Do-Gooder of the Week

Trash had been building up for years along the Mill Creek Parkway through Moab when Sara Melnicoff decided to do something about it. She and her late partner David Morgan would collect the litter in large plastic bags they’d reuse and reuse until the bags disintegrated.

After months of collecting recyclables and removing garbage, Melnicoff enlisted the help of friends, which led to the founding of Moab Solutions – a nonprofit whose mission is to “reduce and eliminate the waste of materials and human potential while nurturing the well-being of the natural world.”

One day while on her clean-up mission, Melnicoff tripped over a homeless campsite on the parkway.

“When we stumbled on the homeless, we decided we needed to help them – it grew into half of our mission,” Melnicoff said. “There was a lot of trash in the homeless camps.

“I wanted to find out why people were here, and how we could help them.”

She secured grant funding to pay homeless individuals to clean up the parkway and recycle whatever possible. She and Morgan started a nonmotorized lawn care company to employ homeless persons.

“A lot of people didn’t know a lot about the homeless so I started bringing them to city council meetings,” Melnicoff said. “We started finding out what their issues were.

“I was like a case manager for street people. We eventually got everyone off the parkway.”

Almost every morning Melnicoff, 60, goes to Mill Creek Canyon to clean up trash, remove invasive plant species and do restoration of the area. Ecological restoration is one of Moab Solutions ongoing projects.

Melnicoff installed recycling bins around town years ago – containers she encourages people and businesses to take over maintaining. When that doesn’t happen, she and Moab Solutions attend to the task.

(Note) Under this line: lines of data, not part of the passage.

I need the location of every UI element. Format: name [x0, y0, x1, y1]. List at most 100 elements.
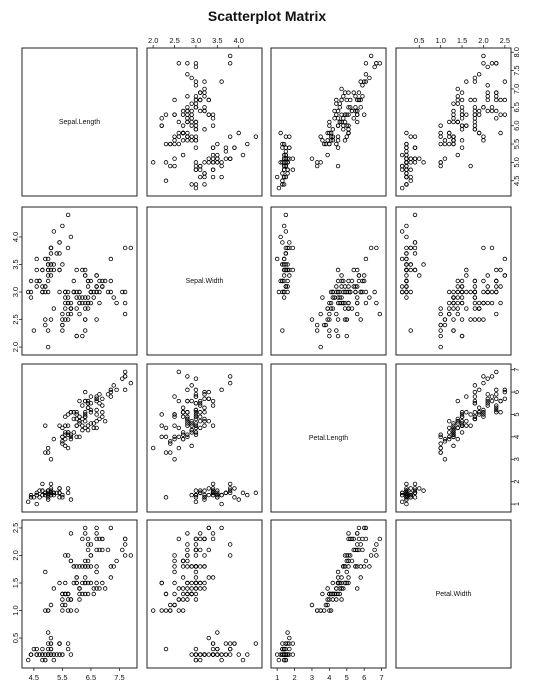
- data-point: [48, 646, 54, 652]
- data-point: [105, 289, 111, 295]
- data-point: [172, 436, 177, 442]
- data-point: [80, 580, 85, 586]
- data-point: [442, 436, 448, 442]
- data-point: [290, 156, 296, 161]
- data-point: [82, 389, 88, 395]
- data-point: [65, 430, 71, 435]
- data-point: [481, 300, 486, 306]
- data-point: [65, 641, 71, 646]
- data-point: [180, 414, 186, 419]
- data-point: [363, 256, 369, 262]
- data-point: [206, 389, 211, 395]
- panel-frame: [270, 47, 387, 197]
- data-point: [172, 394, 177, 399]
- data-point: [334, 141, 339, 147]
- data-point: [97, 392, 102, 397]
- data-point: [351, 267, 356, 273]
- panel-frame: [146, 519, 263, 669]
- data-point: [455, 311, 460, 317]
- data-point: [28, 495, 34, 500]
- data-point: [80, 403, 85, 408]
- data-point: [274, 256, 280, 262]
- data-point: [498, 398, 503, 404]
- data-point: [28, 492, 34, 498]
- data-point: [404, 486, 409, 491]
- data-point: [77, 421, 82, 426]
- data-point: [494, 97, 499, 103]
- data-point: [253, 641, 259, 646]
- data-point: [172, 457, 177, 462]
- data-point: [455, 94, 460, 99]
- data-point: [172, 134, 177, 139]
- data-point: [356, 90, 362, 95]
- data-point: [74, 575, 79, 580]
- data-point: [337, 586, 343, 591]
- data-point: [193, 127, 199, 132]
- data-point: [172, 141, 177, 147]
- data-point: [476, 387, 482, 393]
- data-point: [459, 421, 465, 426]
- data-point: [94, 569, 99, 575]
- data-point: [412, 145, 418, 150]
- data-point: [355, 311, 360, 317]
- data-point: [189, 182, 194, 187]
- data-point: [57, 423, 62, 428]
- data-point: [334, 328, 339, 333]
- data-point: [159, 580, 164, 586]
- data-point: [408, 267, 413, 273]
- data-point: [193, 542, 199, 547]
- data-point: [455, 101, 460, 106]
- data-point: [355, 300, 360, 306]
- data-point: [408, 245, 413, 251]
- data-point: [215, 646, 220, 652]
- data-point: [253, 490, 259, 496]
- data-point: [198, 564, 203, 569]
- data-point: [502, 396, 508, 402]
- data-point: [34, 490, 39, 496]
- data-point: [481, 245, 486, 251]
- data-point: [48, 267, 54, 273]
- data-point: [60, 492, 65, 498]
- data-point: [97, 278, 102, 284]
- data-point: [285, 156, 290, 161]
- data-point: [502, 79, 508, 84]
- data-point: [111, 295, 116, 300]
- data-point: [202, 553, 207, 558]
- data-point: [57, 495, 62, 500]
- data-point: [51, 229, 57, 234]
- data-point: [344, 317, 349, 322]
- data-point: [489, 374, 495, 379]
- data-point: [180, 591, 186, 597]
- data-point: [489, 108, 495, 114]
- data-point: [280, 160, 285, 165]
- data-point: [43, 608, 48, 613]
- data-point: [451, 300, 456, 306]
- data-point: [193, 407, 199, 413]
- data-point: [185, 423, 190, 428]
- data-point: [150, 160, 156, 165]
- data-point: [65, 245, 71, 251]
- data-point: [472, 410, 478, 415]
- data-point: [180, 430, 186, 435]
- data-point: [464, 289, 469, 295]
- data-point: [100, 396, 105, 402]
- data-point: [94, 396, 99, 402]
- data-point: [219, 163, 224, 169]
- data-point: [100, 284, 105, 289]
- data-point: [51, 262, 57, 267]
- data-point: [348, 97, 353, 103]
- data-point: [108, 256, 114, 262]
- data-point: [180, 130, 186, 136]
- data-point: [91, 421, 96, 426]
- top-axis-col4: 0.5 1.0 1.5 2.0 2.5: [414, 36, 510, 48]
- data-point: [198, 536, 203, 542]
- data-point: [404, 284, 409, 289]
- data-point: [94, 547, 99, 553]
- tick-label: 2.0: [148, 36, 158, 45]
- panel-r1-c4: [395, 47, 512, 197]
- data-point: [193, 536, 199, 542]
- data-point: [404, 256, 409, 262]
- data-point: [100, 278, 105, 284]
- data-point: [189, 652, 194, 657]
- data-point: [172, 112, 177, 117]
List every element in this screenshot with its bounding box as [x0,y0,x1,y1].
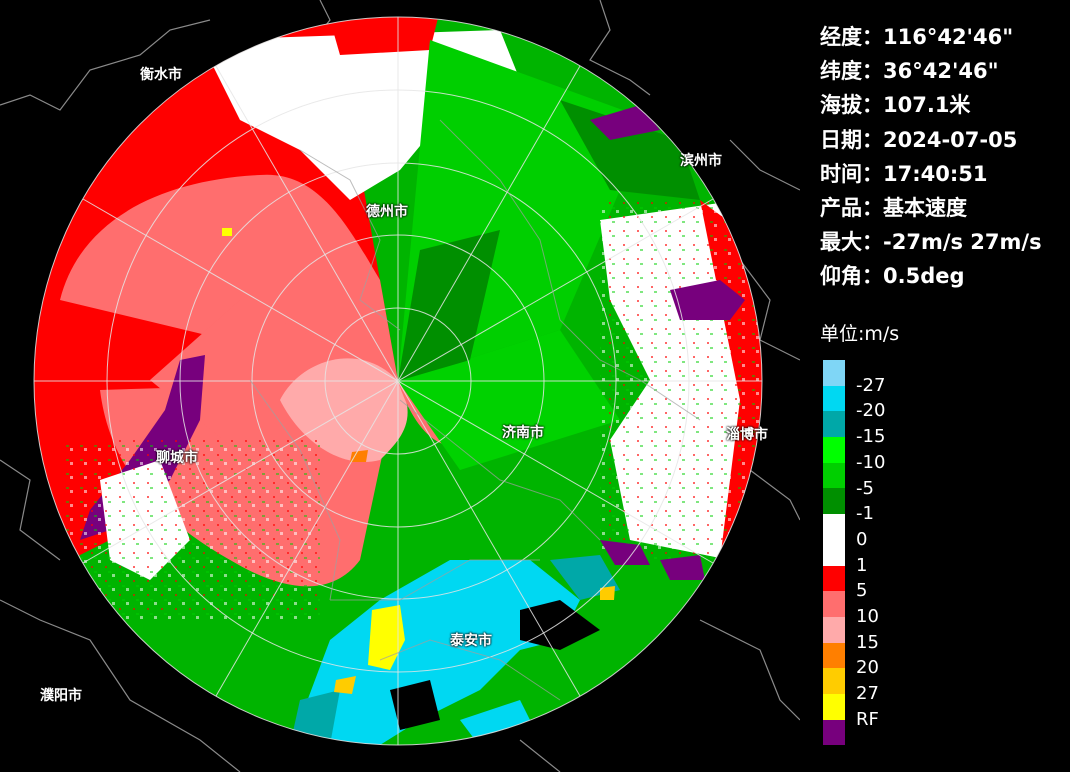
legend-tick-label: -1 [856,503,874,525]
legend-swatch-10 [823,616,845,643]
legend-tick-label: -5 [856,477,874,499]
admin-boundaries [0,0,800,772]
radar-info-panel: 经度：116°42'46" 纬度：36°42'46" 海拔：107.1米 日期：… [820,20,1065,294]
inner-boundaries [249,119,701,701]
city-label-puyang: 濮阳市 [40,688,82,704]
legend-tick-label: 15 [856,631,879,653]
max-label: 最大： [820,230,883,255]
city-label-binzhou: 滨州市 [680,153,722,169]
legend-title: 单位:m/s [820,323,900,345]
city-label-zibo: 淄博市 [726,427,768,443]
latitude-label: 纬度： [820,59,883,84]
info-elevation: 仰角：0.5deg [820,259,1065,293]
legend-tick-label: 27 [856,683,879,705]
legend-swatch-7 [823,539,845,566]
max-value: -27m/s 27m/s [883,230,1042,255]
altitude-value: 107.1米 [883,93,971,118]
legend-tick-label: 20 [856,657,879,679]
legend-swatch-1 [823,385,845,412]
legend-swatch-3 [823,437,845,463]
legend-tick-label: 1 [856,554,868,576]
legend-swatch-11 [823,642,845,669]
legend-swatch-4 [823,462,845,489]
legend-color-bar [823,360,845,746]
info-altitude: 海拔：107.1米 [820,88,1065,122]
legend-swatch-13 [823,693,845,720]
legend-swatch-14 [823,719,845,746]
info-longitude: 经度：116°42'46" [820,20,1065,54]
date-value: 2024-07-05 [883,127,1018,152]
info-product: 产品：基本速度 [820,191,1065,225]
legend-swatch-9 [823,591,845,617]
altitude-label: 海拔： [820,93,883,118]
legend-swatch-5 [823,488,845,515]
city-label-jinan: 济南市 [502,425,544,441]
legend-tick-label: 10 [856,606,879,627]
city-label-liaocheng: 聊城市 [156,450,198,466]
legend-tick-label: -10 [856,451,886,473]
product-label: 产品： [820,196,883,221]
info-max: 最大：-27m/s 27m/s [820,225,1065,259]
time-value: 17:40:51 [883,161,988,186]
city-label-hengshui: 衡水市 [140,67,182,83]
city-label-taian: 泰安市 [450,633,492,649]
velocity-legend: 单位:m/s -27 -20 -15 -10 -5 -1 0 1 5 10 15 20 27 RF [820,322,940,746]
legend-tick-label: 5 [856,580,868,602]
legend-tick-label: 0 [856,528,868,550]
legend-swatch-8 [823,565,845,592]
info-latitude: 纬度：36°42'46" [820,54,1065,88]
legend-tick-label: RF [856,708,879,730]
legend-tick-label: -20 [856,400,886,422]
legend-swatch-6 [823,514,845,540]
info-time: 时间：17:40:51 [820,157,1065,191]
velocity-field [34,17,762,745]
legend-swatch-2 [823,411,845,438]
legend-tick-label: -27 [856,374,886,396]
longitude-value: 116°42'46" [883,25,1014,49]
date-label: 日期： [820,127,883,152]
time-label: 时间： [820,161,883,186]
latitude-value: 36°42'46" [883,59,999,84]
info-date: 日期：2024-07-05 [820,123,1065,157]
legend-tick-label: -15 [856,426,886,448]
product-value: 基本速度 [883,196,967,221]
elevation-value: 0.5deg [883,264,965,289]
elevation-label: 仰角： [820,264,883,289]
radar-velocity-map [0,0,800,772]
city-label-dezhou: 德州市 [366,204,408,220]
legend-swatch-12 [823,668,845,694]
longitude-label: 经度： [820,25,883,49]
legend-swatch-0 [823,360,845,386]
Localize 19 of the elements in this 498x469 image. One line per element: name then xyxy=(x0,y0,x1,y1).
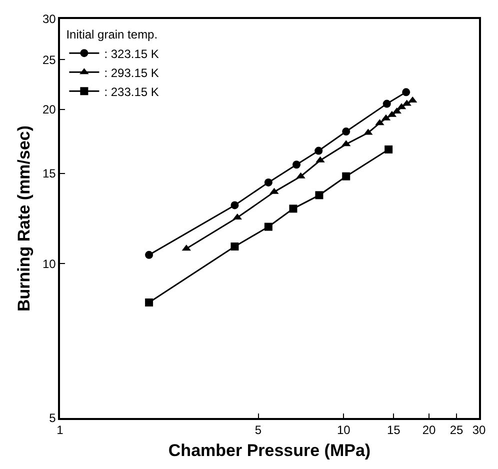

Melnicoff eventually acquired a board of directors and established Moab Solutions as a nonprofit organization. For years, Melnicoff worked for free.

Moab Solutions board member Mary O’Brien remembers when the organization began fundraising and began paying Melnicoff a small salary for the first time.

“She said ‘now I’ll be able to give money away to good organizations,’” O’Brien recalled. “She inspires anyone she asks to volunteer because she’s so close to volunteering herself. Now that she’s paid, she volunteers for other things.”

For example, Melnicoff donates time to Salvation Army. She coordinates the holiday bell-ringer fundraisers and directs those in need to various human services. Over the years she’s sent 15 people with alcohol addictions to a free Salvation Army rehabilitation center in Denver. Some of those addicts repeated rehab up to four times, she said.

“Even if they failed, failed, failed, we never gave up on them,” she said.